Chan and Foo have made space for idleness as an antidote for modern life. As Foo puts it, “We’ve learnt that people just want to chill and keep it real. You’d think it’s funny that people would need to learn how to be idle. But modern societies are filled with distractions, and many of us have forgotten how to do nothing.”
Flipping through the Float Club’s visitors book, I find previous floaters have left all sorts of doodles, sketches and reflections in colourful markers. Some are trippy and quirky; others are pensive, heartfelt and raw. “I became part of a large dark pond, my hands were like gentle rockets pulsing and then I had a really great nap,” wrote one guest.
In a world so over-stimulated and frantically paced, it’s heartening to know that spaces like this exist – a safe retreat that allows time for wonder and reflection in the middle of ordinary moments.
Where to find similar wellness experiences in Singapore
At Yunomori Onsen & Spa, soak your worries away in the mineral-rich, warm waters at this space that marries traditional Japanese Onsen therapies and Thai spa treatments.
Trapeze Rec.

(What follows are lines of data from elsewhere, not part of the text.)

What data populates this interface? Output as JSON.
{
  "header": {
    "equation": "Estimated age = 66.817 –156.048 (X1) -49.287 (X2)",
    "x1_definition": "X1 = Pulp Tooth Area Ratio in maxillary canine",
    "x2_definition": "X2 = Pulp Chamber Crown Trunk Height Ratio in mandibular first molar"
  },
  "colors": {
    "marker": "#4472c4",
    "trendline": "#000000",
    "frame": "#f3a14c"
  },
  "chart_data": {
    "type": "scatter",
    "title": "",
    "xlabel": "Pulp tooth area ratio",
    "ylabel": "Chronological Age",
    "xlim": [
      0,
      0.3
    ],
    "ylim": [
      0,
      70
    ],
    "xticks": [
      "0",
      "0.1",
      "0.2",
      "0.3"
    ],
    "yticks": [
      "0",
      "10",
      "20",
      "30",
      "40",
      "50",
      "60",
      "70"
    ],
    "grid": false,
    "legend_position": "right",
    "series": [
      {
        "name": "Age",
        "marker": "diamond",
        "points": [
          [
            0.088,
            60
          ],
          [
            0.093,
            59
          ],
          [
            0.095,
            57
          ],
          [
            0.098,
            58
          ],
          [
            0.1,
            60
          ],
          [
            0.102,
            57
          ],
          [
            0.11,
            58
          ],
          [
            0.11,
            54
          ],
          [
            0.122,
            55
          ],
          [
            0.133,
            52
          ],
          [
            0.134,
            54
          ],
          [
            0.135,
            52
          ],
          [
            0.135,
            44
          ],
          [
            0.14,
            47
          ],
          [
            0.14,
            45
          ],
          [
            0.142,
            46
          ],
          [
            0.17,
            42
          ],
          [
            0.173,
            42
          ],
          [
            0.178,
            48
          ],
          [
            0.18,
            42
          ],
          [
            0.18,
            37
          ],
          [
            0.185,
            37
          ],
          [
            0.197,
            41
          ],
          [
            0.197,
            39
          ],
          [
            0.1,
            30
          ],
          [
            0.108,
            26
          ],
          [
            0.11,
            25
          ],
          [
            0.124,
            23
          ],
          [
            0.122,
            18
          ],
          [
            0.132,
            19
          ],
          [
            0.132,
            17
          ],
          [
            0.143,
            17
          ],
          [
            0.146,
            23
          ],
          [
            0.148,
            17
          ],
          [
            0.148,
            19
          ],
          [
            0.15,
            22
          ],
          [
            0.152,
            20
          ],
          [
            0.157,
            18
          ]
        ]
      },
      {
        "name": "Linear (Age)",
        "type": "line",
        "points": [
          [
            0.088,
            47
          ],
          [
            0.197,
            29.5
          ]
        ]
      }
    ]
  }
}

Club is a wellness club that comprises a boutique gym, a variety of health, fitness and wellness treatments and a café in the heart of Singapore’s central business district.
Indulge in a one-of-a-kind halotherapy (salt therapy) experience at Pablo Blau, Singapore’s first luxury salt spa.
From saunas, ice baths, float tanks and acupressure massage to counselling, all this and more is available at Soma House, a studio in Singapore’s beloved Eastside neighbourhood Joo Chiat.
Nestled within Bukit Timah’s lush greenery, Herd Singapore harnesses the gentle healing power of horses through Equine-Assisted Intervention therapy sessions.
Space 2B is a collective of mindfulness mentors who lead over 30 sound-healing, meditation and somatic experiences each week, using meditation and sound’s therapeutic qualities.
Gentle Walks conducts local forest walks for people to experience a slower way of life and soak in the goodness of the forest.
Glow by Supernature is an all-organic and natural retail and dining space on Dempsey, with a tempting range of freshly prepared salads, energising juices and warming soups.
Since opening in 2011, The Living Café in Bukit Timah has been at the forefront of raw and plant-based cuisine in Singapore.